下载链接中的代码后,在目录caffe下有两个文件夹:include和src
在两个文件夹下分别有我们需要的源码:
- include:depthwise_conv_layer.hpp
- src:depthwise_conv_layer.cpp、depthwise_conv_layer.cu
文件名字 | 文件用途 |
---|---|
depthwise_conv_layer.hpp | 头文件 |
depthwise_conv_layer.cpp | DepthwiseConvolution的CPU实现 |
depthwise_conv_layer.cu | DepthwiseConvolution的GPU实现 |
实现步骤
-
我们需要做的操作就是:
将include下的depthwise_conv_layer.hpp放到/caffeMS/include/caffe/layers/目录下
将src下的depthwise_conv_layer.cpp和 depthwise_conv_layer.cu放到/caffeMS/src/caffe/layers/目录下。
然后重新编译Caffe即可。
make all -j8
make test -j8
make runtest -j8
实际使用:
对dw层,即group参数大于1的层,将其type由"Convolution"改为 “DepthwiseConvolution”
layer {
name: "conv2_1/dw"
type: "DepthwiseConvolution"
bottom: "conv1"
top: "conv2_1/dw"
param {
lr_mult: 1.0
decay_mult: 1.0
}
convolution_param {
num_output: 32
bias_term: false
pad: 1
kernel_size: 3
group: 32
stride: 1
weight_filler {
type: "msra"
}
engine: CAFFE
}
}
- 不过,链接中下载的文件“transferTypeToDepthwiseConvolution.py”可以直接完成这个操作
python2 transferTypeToDepthwiseConvolution.py mobilenet_train.prototxt mobilenet_train_dw.prototxt
import caffe.proto.caffe_pb2 as caffe_pb2
from google.protobuf.text_format import Merge
import argparse
if __name__ == '__main__':
parser = argparse.ArgumentParser()
parser.add_argument('source_prototxt')
parser.add_argument('target_prototxt')
args = parser.parse_args()
net = caffe_pb2.NetParameter()
Merge(open(args.source_prototxt, 'r').read(), net)
for layer in net.layer:
if layer.type == "Convolution":
if layer.convolution_param.group !=1:
layer.type = "DepthwiseConvolution"
with open(args.target_prototxt, 'w') as tf:
tf.write(str(net))
源码:
depthwise_conv_layer.hpp
/*
* depthwise_conv_layer.hpp
*
* Created on: May 23, 2017
* Author: liuhao
*/
#ifndef CAFFE_DEPTHWISE_CONV_LAYER_HPP_
#define CAFFE_DEPTHWISE_CONV_LAYER_HPP_
#include <vector>
#include "caffe/blob.hpp"
#include "caffe/layer.hpp"
#include "caffe/proto/caffe.pb.h"
#include "caffe/layers/base_conv_layer.hpp"
namespace caffe {
/**
* @brief Convolves the input image with a bank of learned filters,
* and (optionally) adds biases.
*
* Caffe convolves by reduction to matrix multiplication.
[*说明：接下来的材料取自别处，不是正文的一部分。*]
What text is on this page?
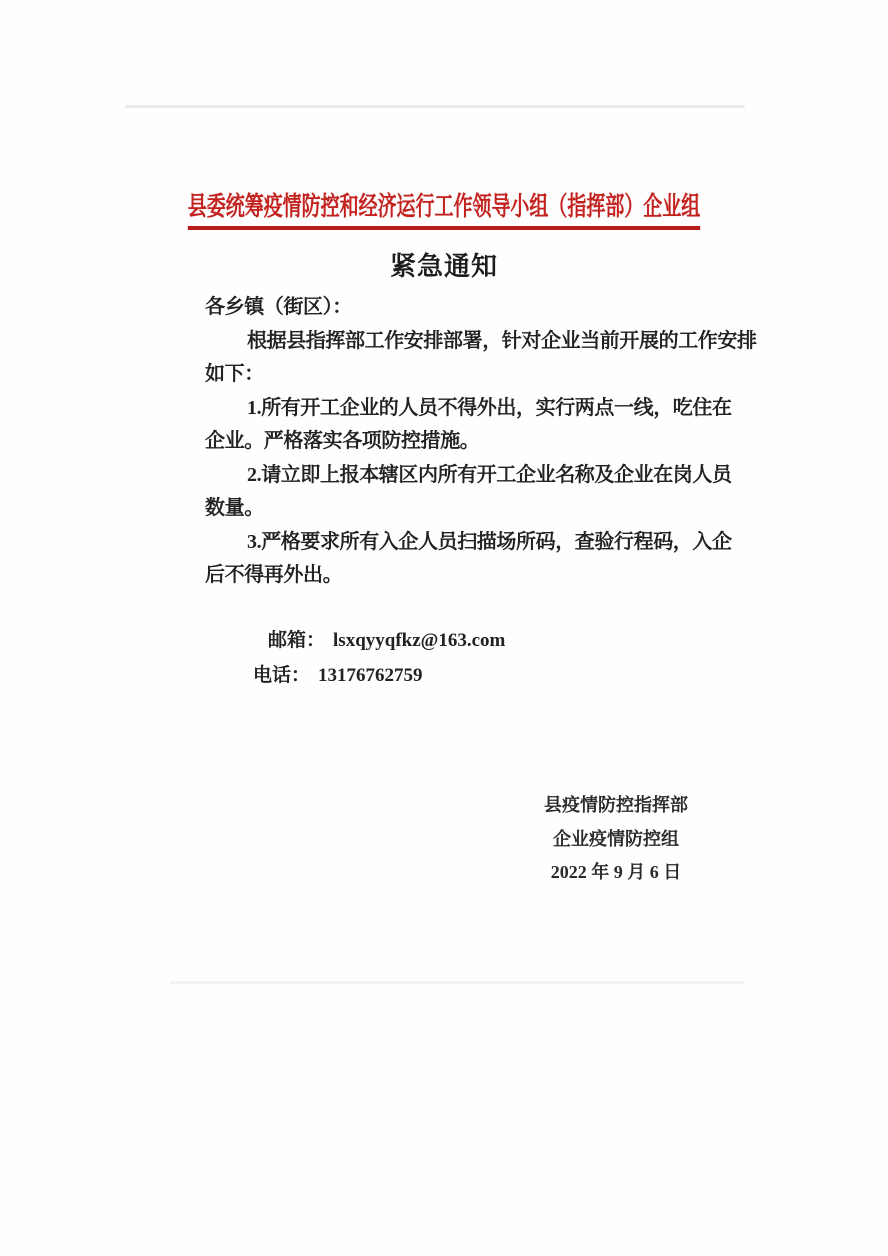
县委统筹疫情防控和经济运行工作领导小组（指挥部）企业组
紧急通知
各乡镇（街区）：
根据县指挥部工作安排部署，针对企业当前开展的工作安排
如下：
1.所有开工企业的人员不得外出，实行两点一线，吃住在
企业。严格落实各项防控措施。
2.请立即上报本辖区内所有开工企业名称及企业在岗人员
数量。
3.严格要求所有入企人员扫描场所码，查验行程码，入企
后不得再外出。
邮箱： lsxqyyqfkz@163.com
电话： 13176762759
县疫情防控指挥部
企业疫情防控组
2022 年 9 月 6 日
This achieves
* high-throughput and generality of input and filter dimensions but comes at
* the cost of memory for matrices. This makes use of efficiency in BLAS.
*
* The input is "im2col" transformed to a channel K' x H x W data matrix
* for multiplication with the N x K' x H x W filter matrix to yield a
* N' x H x W output matrix that is then "col2im" restored. K' is the
* input channel * kernel height * kernel width dimension of the unrolled
* inputs so that the im2col matrix has a column for each input region to
* be filtered. col2im restores the output spatial structure by rolling up
* the output channel N' columns of the output matrix.
*/
template <typename Dtype>
class DepthwiseConvolutionLayer : public BaseConvolutionLayer<Dtype> {
public:
/**
* @param param provides ConvolutionParameter convolution_param,
* with ConvolutionLayer options:
* - num_output. The number of filters.
* - kernel_size / kernel_h / kernel_w. The filter dimensions, given by
* kernel_size for square filters or kernel_h and kernel_w for rectangular
* filters.
* - stride / stride_h / stride_w (\b optional, default 1). The filter
* stride, given by stride_size for equal dimensions or stride_h and stride_w
* for different strides. By default the convolution is dense with stride 1.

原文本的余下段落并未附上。